Anti-Americanism in Iran


      The seizure of American diplomats in Tehran in November of 1979 precipitated the well-known Iranian Hostage Crisis. The action exceeded most norms of international conflict (short of war), but in Iran it marked just a stronger expression of the anti-American and anti-Western sentiment felt by many for a long time. The scene at left shows a movie theater in Mashhad, a large city in northeastern Iran, set on fire in December of 1978 by militants opposed to the Shah of Iran (I took the shot from the roof of one of the buildings at the local university where I had been hired to teach English). In eyes of those who torched the theater, the management was guilty of showing American films such as Rocky.




    The movie house was not the only building to be burned that month. The picture below shows smoke rising from a library sponsored by the US Information Agency, and another library belonging to the British Council also went up in smoke at that time. While the overthrow of the Shah was the initial goal of the armed revolt that took place in Mashhad and other Iranian towns in 1978 and 1979, the anti-Americanism which accompanied the Islamic Revolution has continued long after the fall of the Shah, who left Iran in January of 1979 and who died of natural causes the following year. At the university, books in English and other Western languages were burned, and zealots have tried to continue the cultural purge by, for example, outlawing satellite dishes capable of picking up foreign television.
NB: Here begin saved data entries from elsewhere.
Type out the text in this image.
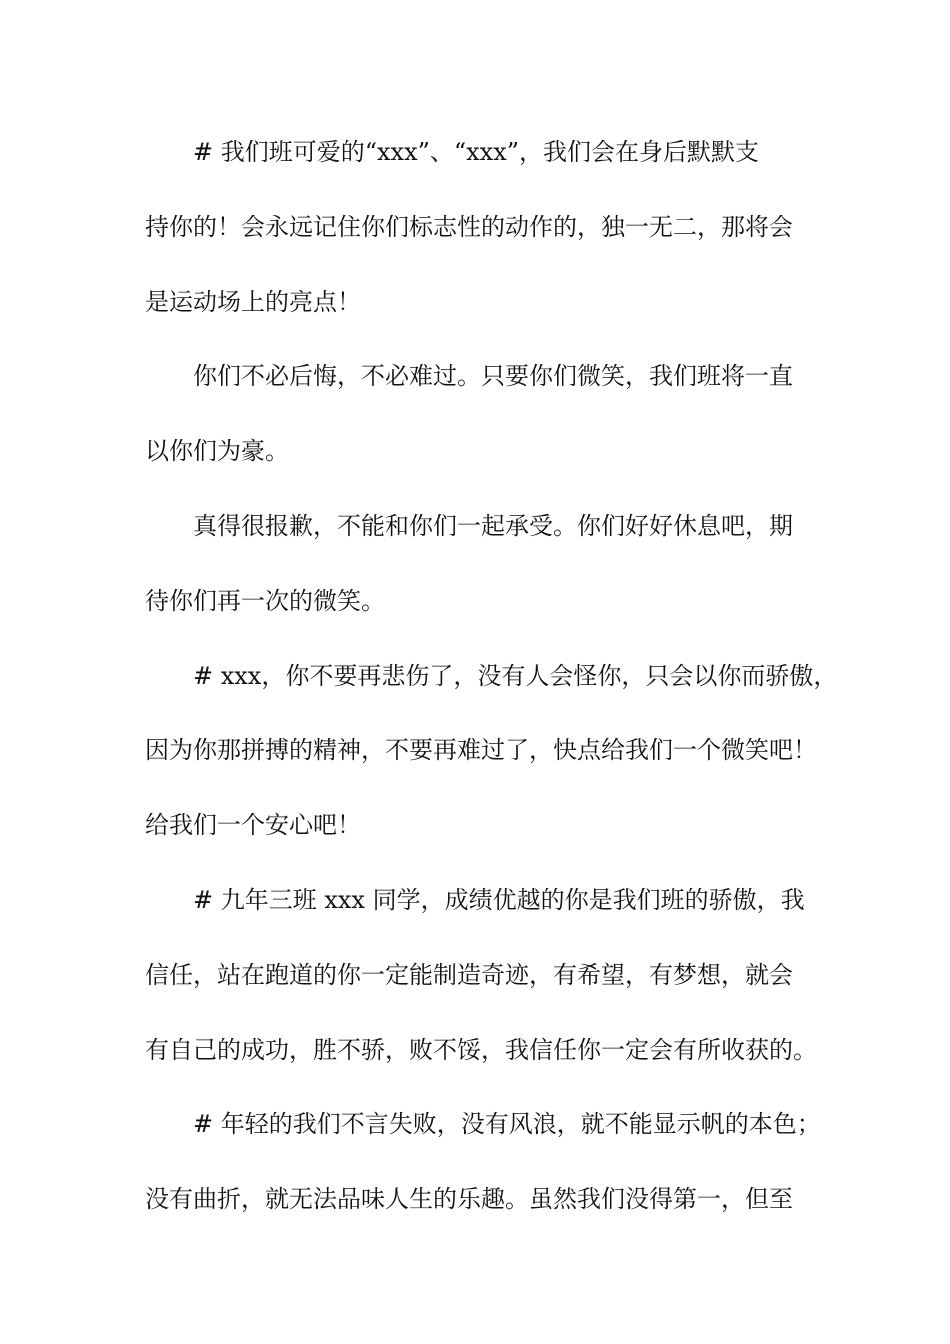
# 我们班可爱的“xxx”、“xxx”，我们会在身后默默支
持你的！会永远记住你们标志性的动作的，独一无二，那将会
是运动场上的亮点！
你们不必后悔，不必难过。只要你们微笑，我们班将一直
以你们为豪。
真得很报歉，不能和你们一起承受。你们好好休息吧，期
待你们再一次的微笑。
# xxx，你不要再悲伤了，没有人会怪你，只会以你而骄傲，
因为你那拼搏的精神，不要再难过了，快点给我们一个微笑吧！
给我们一个安心吧！
# 九年三班 xxx 同学，成绩优越的你是我们班的骄傲，我
信任，站在跑道的你一定能制造奇迹，有希望，有梦想，就会
有自己的成功，胜不骄，败不馁，我信任你一定会有所收获的。
# 年轻的我们不言失败，没有风浪，就不能显示帆的本色；
没有曲折，就无法品味人生的乐趣。虽然我们没得第一，但至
Highly incensed by the fashions of Western women, Islamic fundamentalists have tried to make all females wear a head-to-foot veil known as a chador (literally, 'tent'}, and women opting for simply a head-scarf have been derided for wearing an "American chador"-even though such a garment is rarely seen in the United States! The suspicion of extreme Islamists has not been confined to women, however, as seen in some recent paranoia about squirrels.

    The anti-Western and anti-American reaction of highly conservative Islamists is not shared by all Muslims or by all Iranians. Indeed, many still show a strong fascination with the West, as seen in the recent book Reading Lolita in Tehran. Moreover, the Islamic Republic continues to support the teaching of English, and it has avoided the worst of the reactionary policies that afflicted Afghanistan in the period of rule by the Taliban (1995-2001). Nevertheless, any perception of English as "the language of the enemy" no doubt channels English-teaching in some directions and not in others. English for science and technology might be safe to teach in Tehran, but not writing in English by authors such as Salman Rushdie or Daylle Deanna Schwartz.

        Until the Iranian Revolution, most Westerners did not take Islamic fundamentalism seriously, and Iran was often called a "pro-Western" country, i.e., one opposed to the Soviet Union, which bordered on Iran before the collapse of the USSR in 1991. Similarly, the conflict which began in Afghanistan in 1978 was viewed as a Cold War struggle, which indeed it was until the end of the Communist regime there. However, in Afghanistan as well as in Iran and other Muslim countries, Islamic fundamentalists have made it very clear that the end of the Cold War does not translate into an acceptance of American or any other Western influences.